Our Community at Winchester Confronts the Cold War
Of the 10 workers queried on this question by the Winchester News, August 15, 1958, most seemed to feel that “”beating communism” and “defeating Russia” were synonymous with achieving ‘world peace.’
Sal Capasso of the Casting Shop thought ‘Chances are pretty good’ because ‘we’ve called [the Russians’] bluff by sending troops to the Middle East.’
Robert Stackpole, Gun Assembly: ‘The way the President has sent troops overseas is helping world peace. We’re calling Russia’s bluff…Peace is being made right how by these different actions.’
Nevertheless, Capasso, Vince Criscuolo from the Mill Stockroom and Leonard Cables from the Barrel Shop also expressed confidence in the work of the United Nations.
Capasso: ‘The U.N. and Hammarskjold [Dag Hammarskjold, then President of the United Nations General Assembly] have been doing a pretty good job of finding out what the trouble is and trying to do something about it. I think the coming generation will see peace.’
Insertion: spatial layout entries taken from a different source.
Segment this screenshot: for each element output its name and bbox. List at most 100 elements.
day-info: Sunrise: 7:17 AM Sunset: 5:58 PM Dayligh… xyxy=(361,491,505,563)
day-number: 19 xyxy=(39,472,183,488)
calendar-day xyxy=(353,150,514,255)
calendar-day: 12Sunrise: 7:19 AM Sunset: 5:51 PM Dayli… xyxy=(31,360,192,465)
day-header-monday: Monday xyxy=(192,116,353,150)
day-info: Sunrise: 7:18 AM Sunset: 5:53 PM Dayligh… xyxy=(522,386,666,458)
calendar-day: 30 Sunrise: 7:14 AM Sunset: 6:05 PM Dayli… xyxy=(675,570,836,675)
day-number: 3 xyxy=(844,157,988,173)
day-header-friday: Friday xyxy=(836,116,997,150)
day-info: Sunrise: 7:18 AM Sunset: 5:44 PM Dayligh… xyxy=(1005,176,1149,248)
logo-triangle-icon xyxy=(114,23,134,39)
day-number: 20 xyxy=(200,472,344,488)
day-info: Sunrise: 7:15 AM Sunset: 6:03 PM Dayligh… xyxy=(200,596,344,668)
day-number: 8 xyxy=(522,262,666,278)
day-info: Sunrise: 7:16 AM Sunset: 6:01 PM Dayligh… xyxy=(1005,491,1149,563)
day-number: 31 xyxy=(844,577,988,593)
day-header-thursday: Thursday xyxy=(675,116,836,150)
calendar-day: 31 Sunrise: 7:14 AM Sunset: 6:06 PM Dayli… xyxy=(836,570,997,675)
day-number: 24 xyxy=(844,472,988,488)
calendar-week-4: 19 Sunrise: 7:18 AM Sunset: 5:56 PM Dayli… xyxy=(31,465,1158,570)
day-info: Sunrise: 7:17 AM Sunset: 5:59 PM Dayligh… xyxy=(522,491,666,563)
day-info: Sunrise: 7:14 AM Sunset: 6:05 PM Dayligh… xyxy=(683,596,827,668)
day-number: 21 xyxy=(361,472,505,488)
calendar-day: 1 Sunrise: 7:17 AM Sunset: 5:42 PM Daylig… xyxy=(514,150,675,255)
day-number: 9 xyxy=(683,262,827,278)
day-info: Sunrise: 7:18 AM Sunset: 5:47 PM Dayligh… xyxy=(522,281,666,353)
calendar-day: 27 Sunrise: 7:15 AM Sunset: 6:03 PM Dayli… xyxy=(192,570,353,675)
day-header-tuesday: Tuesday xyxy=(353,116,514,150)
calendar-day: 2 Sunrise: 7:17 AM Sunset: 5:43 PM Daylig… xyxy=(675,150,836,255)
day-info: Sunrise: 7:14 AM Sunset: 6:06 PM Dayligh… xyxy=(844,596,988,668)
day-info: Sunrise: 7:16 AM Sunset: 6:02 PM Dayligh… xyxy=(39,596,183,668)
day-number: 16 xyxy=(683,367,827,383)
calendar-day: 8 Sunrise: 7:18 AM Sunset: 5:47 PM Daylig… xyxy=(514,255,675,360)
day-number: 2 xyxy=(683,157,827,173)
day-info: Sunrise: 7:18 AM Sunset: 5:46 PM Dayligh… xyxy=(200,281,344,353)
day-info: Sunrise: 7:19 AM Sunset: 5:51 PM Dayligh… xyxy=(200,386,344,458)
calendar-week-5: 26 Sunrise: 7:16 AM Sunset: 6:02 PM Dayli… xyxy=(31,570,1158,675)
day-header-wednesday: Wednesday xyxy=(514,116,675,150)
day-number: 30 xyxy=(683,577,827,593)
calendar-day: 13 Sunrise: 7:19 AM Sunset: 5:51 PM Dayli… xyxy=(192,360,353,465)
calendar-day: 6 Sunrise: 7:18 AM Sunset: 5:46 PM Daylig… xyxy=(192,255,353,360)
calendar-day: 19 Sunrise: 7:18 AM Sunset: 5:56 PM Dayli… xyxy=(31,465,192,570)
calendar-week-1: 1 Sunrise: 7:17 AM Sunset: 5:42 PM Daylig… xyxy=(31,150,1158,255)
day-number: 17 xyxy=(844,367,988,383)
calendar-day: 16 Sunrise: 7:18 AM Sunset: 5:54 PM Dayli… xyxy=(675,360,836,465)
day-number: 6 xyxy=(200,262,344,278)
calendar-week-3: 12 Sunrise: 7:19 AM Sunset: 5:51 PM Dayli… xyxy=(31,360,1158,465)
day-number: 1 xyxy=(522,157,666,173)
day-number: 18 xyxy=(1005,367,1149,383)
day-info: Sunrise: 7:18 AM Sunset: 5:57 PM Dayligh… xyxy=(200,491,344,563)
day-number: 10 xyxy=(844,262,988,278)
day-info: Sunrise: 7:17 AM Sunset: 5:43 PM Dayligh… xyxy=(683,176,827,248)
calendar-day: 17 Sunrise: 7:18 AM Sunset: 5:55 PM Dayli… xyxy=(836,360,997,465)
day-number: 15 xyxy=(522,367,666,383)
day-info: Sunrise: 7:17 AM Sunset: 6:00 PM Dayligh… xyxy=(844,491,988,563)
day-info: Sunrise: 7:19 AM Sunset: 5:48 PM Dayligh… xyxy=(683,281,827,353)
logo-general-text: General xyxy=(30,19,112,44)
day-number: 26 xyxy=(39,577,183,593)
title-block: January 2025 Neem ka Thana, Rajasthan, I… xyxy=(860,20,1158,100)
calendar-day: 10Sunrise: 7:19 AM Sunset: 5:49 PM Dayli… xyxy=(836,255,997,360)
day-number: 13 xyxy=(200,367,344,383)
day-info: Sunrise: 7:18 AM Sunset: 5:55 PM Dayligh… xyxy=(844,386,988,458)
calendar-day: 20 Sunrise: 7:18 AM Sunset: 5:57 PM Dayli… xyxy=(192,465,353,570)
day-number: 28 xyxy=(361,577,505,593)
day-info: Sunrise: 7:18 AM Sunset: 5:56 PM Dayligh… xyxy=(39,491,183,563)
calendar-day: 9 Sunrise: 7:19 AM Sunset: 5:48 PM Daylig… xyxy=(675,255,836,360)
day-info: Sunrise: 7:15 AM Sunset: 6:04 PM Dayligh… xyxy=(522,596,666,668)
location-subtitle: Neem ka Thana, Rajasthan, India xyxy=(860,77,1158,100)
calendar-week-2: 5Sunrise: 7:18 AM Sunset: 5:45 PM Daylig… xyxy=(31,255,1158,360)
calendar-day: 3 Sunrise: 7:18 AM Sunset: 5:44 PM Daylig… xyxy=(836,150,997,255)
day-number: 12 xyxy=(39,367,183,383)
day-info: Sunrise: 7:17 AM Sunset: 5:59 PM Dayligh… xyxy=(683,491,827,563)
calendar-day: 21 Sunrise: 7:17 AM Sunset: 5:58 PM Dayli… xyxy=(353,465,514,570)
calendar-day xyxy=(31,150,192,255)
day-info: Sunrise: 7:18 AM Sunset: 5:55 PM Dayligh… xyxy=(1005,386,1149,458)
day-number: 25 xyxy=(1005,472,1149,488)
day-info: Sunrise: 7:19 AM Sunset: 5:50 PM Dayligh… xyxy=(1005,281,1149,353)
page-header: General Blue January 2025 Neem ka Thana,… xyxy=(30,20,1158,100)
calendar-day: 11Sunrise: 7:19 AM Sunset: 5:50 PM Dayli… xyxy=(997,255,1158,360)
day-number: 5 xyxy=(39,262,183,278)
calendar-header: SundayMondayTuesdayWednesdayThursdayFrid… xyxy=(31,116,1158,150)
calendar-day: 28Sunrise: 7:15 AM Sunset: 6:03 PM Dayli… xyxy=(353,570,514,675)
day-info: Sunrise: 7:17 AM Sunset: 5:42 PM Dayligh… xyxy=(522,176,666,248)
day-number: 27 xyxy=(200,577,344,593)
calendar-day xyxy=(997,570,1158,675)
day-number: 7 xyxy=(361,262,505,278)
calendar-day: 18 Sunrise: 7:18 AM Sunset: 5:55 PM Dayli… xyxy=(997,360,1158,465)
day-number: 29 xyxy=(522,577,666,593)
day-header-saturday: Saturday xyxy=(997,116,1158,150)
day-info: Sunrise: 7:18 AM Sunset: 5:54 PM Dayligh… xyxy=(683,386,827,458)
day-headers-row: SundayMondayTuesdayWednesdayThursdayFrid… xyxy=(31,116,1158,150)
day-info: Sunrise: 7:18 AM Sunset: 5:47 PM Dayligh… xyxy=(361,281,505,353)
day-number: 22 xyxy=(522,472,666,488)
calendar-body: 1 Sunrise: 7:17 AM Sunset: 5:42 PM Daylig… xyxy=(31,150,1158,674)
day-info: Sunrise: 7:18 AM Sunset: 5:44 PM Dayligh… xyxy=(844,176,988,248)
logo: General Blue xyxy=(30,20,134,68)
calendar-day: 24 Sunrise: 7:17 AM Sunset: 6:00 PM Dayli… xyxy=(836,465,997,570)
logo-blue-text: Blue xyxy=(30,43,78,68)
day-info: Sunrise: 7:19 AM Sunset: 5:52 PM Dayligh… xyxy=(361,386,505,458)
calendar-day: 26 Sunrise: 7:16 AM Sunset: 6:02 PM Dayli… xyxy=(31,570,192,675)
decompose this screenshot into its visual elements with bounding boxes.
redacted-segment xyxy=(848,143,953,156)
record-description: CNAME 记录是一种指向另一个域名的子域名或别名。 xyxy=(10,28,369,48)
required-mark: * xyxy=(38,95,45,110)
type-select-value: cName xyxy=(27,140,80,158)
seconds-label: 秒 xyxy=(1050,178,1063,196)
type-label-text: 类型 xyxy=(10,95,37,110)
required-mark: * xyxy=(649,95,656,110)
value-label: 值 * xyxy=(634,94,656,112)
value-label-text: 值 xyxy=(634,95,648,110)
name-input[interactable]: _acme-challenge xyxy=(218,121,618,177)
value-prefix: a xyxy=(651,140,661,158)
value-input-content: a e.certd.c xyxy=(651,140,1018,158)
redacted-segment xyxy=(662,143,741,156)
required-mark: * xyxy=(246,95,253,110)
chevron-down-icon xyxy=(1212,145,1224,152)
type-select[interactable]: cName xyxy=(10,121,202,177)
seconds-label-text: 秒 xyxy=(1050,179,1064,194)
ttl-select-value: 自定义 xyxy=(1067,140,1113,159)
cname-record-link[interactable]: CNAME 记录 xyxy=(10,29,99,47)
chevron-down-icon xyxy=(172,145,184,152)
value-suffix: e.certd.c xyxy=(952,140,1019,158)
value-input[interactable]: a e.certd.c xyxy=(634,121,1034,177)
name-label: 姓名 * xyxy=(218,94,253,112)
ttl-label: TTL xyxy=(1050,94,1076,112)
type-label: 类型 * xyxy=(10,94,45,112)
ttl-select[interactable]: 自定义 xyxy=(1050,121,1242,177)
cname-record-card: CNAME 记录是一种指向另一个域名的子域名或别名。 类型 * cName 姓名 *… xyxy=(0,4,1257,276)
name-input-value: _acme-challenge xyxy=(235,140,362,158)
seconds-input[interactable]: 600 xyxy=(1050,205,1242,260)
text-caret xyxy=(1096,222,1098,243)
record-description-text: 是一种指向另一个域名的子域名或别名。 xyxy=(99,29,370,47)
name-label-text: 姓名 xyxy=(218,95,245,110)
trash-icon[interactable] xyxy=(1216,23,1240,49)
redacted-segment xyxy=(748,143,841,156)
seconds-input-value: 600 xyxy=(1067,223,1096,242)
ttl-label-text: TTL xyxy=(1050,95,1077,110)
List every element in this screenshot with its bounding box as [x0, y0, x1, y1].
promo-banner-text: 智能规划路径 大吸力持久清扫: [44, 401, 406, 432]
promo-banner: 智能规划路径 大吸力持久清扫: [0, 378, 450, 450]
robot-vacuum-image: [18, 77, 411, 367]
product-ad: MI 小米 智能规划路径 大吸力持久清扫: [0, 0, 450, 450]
Criscuolo: ‘I have confidence in the U.N. Everyone has something to lose—if one gets hurt, they all do. In the long run, we’ll beat communism. We can take it by the numbers. ‘
Cables: ‘I think they can work something out through the U.N. and get together, as in the summit meeting.’
Others were cautious or pessimistic, still viewing Russia and/ or communism as the obstacles to world peace.
Fedora Surato, Model 50: ‘Russia seems to disagree a lot, but we can overcome communism and work something out if they are really sincere about wanting peace.’
Eddie Estes from the Garage: ‘I think everybody’s very selfish; like Russia—they want to take over the better parts of the earth. I don’t see any peace in sight.’
Some evoked religious faith as a means of ‘defeating communism.’
Henry Parker of the Battery Shop: ‘All of the nations can meet together and work things out by discussing it. I think we can overcome communism. We have to take care of our allies and pray a little harder. That’s important.’
Mary Gosch, 24-D Arms: ‘Until people learn to live together, I don’t think there will be any peace. Our only hope is that our President will work for us. We’re strong enough to beat communism by our religious faith alone. People of today have a lot of religious education.’
Thomas Morsicato, of the Sheet Metal Shop, felt that peace was possible, but sadly, not at hand: ‘It could happen if all the nations got together and tried to get along with one another. As long as we and the allied countries keep strong and keep our standard of living, we can keep communism away from here. But the way things are, peace is far away.’
Only Francis Quinn from the Receiver Shop mentioned the unprecedented weapon of mass destruction used by the United States in 1945 as a new factor, and he didn’t appear hopeful that any lesson had been learned: ‘One country is just as afraid of war as another. They know what the situation with the atomic bomb is. They should do away with all the armies, but that will never work out. If people want a war, they’re going to have one.’